When determining which vendor to transition your program to, ask potential partners: How do you coordinate resources across vendors to ensure continuity of service for patients and HCPs during a hub transition?
2) Misaligned Data Transfers, Resulting in Missed Migrations
When transitioning hub programs, migrating data to a new vendor can be easily misaligned if not properly planned for early in the transition process. Program owners and the transition team should possess an in-depth understanding of both the current and required future program data to ensure a coordinated, accurate and clean data transfer.
Best practices to ensure proper data transitions should account for historical data and active enrollment data. Careful coordination between the previous vendor and the new vendor to define data field requirements, definitions and standard processes should be prioritized.
Ask potential partners: How do you assess, map and validate both historical and active patient data during a hub transition, and what safeguards do you have in place to ensure data accuracy, usability and continuity of patient services post-transition?

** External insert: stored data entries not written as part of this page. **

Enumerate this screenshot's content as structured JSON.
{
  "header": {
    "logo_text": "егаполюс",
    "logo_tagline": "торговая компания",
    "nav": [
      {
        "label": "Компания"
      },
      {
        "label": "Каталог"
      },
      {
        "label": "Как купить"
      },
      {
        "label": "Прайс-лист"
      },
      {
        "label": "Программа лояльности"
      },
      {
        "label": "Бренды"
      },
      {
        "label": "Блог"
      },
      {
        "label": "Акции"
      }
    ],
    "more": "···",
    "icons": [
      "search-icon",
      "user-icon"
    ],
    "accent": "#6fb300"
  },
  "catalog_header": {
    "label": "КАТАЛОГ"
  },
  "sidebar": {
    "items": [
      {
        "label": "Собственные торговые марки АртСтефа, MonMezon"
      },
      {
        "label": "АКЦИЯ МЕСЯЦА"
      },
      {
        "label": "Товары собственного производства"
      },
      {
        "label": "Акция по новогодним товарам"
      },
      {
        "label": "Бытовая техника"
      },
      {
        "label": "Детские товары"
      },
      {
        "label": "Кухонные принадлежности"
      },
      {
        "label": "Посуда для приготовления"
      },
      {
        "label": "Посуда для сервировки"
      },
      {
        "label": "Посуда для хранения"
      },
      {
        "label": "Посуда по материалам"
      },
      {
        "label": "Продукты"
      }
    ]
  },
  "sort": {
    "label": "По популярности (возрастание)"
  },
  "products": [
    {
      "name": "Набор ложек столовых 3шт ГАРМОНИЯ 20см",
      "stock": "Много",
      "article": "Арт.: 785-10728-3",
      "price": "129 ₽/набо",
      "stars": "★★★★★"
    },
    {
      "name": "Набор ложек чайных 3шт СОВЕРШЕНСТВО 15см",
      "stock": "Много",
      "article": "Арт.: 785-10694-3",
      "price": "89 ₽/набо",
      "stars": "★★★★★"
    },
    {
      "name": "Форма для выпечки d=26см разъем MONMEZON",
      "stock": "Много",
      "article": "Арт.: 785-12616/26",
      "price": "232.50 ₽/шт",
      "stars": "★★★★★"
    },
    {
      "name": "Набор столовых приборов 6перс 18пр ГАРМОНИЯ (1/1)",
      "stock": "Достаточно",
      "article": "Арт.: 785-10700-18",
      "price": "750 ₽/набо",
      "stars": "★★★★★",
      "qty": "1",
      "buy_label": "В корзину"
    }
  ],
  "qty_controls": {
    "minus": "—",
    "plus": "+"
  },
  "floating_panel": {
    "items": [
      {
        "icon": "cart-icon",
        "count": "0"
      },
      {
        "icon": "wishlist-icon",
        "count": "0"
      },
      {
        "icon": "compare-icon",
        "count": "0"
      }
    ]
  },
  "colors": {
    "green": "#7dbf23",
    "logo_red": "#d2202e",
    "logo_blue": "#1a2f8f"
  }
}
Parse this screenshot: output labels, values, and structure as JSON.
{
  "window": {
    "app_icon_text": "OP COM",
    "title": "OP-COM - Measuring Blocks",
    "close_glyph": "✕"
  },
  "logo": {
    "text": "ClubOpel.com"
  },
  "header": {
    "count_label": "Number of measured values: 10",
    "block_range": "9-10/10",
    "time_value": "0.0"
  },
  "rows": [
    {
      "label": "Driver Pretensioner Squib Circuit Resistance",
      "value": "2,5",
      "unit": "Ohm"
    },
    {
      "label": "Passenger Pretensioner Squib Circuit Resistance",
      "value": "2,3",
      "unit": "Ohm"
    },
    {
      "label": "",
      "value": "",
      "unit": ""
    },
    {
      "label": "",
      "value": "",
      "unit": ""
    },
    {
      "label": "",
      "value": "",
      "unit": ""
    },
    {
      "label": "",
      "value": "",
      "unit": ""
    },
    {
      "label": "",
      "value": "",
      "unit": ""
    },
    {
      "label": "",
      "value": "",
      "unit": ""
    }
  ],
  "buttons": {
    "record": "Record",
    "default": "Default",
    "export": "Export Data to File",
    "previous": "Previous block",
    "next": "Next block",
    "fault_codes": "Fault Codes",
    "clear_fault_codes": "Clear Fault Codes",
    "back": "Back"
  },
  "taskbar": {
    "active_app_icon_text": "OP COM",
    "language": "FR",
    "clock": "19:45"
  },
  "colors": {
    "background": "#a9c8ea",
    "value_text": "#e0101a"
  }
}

3) Mismanagement of In-flight Patients
Another critical transition initiative is the proper management of patients and HCPs who have work in-process at the time of transition. These patients can be at risk if there are no proactive processes used to ensure they transition to the appropriate status in the new vendor’s system. Proper preparation and transition of in-flight patients is critical to ensuring every patient’s experience is prioritized and every HCP has a positive experience with the brand, maintaining essential trust.
Best practices to ensure in-flight patients are accounted for include:
- Establishing proactive processes for these patients at the transition onset
- Careful coordination with the previous vendor to ensure a seamless experience
- Continuous status reports both during the transition and at the close of the previous program so the new vendor can action around these patients
- Maintaining and prioritizing statuses once transitioned for follow-up communication alerts
Ask your potential new vendor: What specific processes do you use to identify, track and actively manage patients and HCPs who are in-flight during a transition, and how do you ensure no cases are delayed, dropped or deprioritized?
4) Failing to Consider Transition Timing
It can be tempting to move your hub transition forward as quickly as possible. However, to ensure positive experiences for program stakeholders, careful consideration of the internal and external factors impacting the program and its patients and HCPs will ensure better transition coordination and outcomes.
Best practices for getting the timeline right require you and your vendor to consider these items:
- Current sales objectives and roadmap
- Contract clauses with current vendors
- Physician/office availability considerations
- Patient considerations (e.g., reverification, OOP status)
- Data transition from current vendor
Make sure your new vendor partner accounts for timing by asking: How do you evaluate and recommend transition timing based on commercial objectives, patient impact, provider workflows and operational constraints—and how do you adjust timelines when those factors aren’t aligned?
While the undertaking of a hub transition is arduous, it is also an opportunity to improve broken processes, consolidate disparate systems and focus services required based on the product’s phase of lifecycle.
For one client, applying AssistRx’s proven methodology allowed five programs encompassing 17 products to be successfully transitioned in less than nine months. For another client, we transitioned 3.7 million patients’ historical data.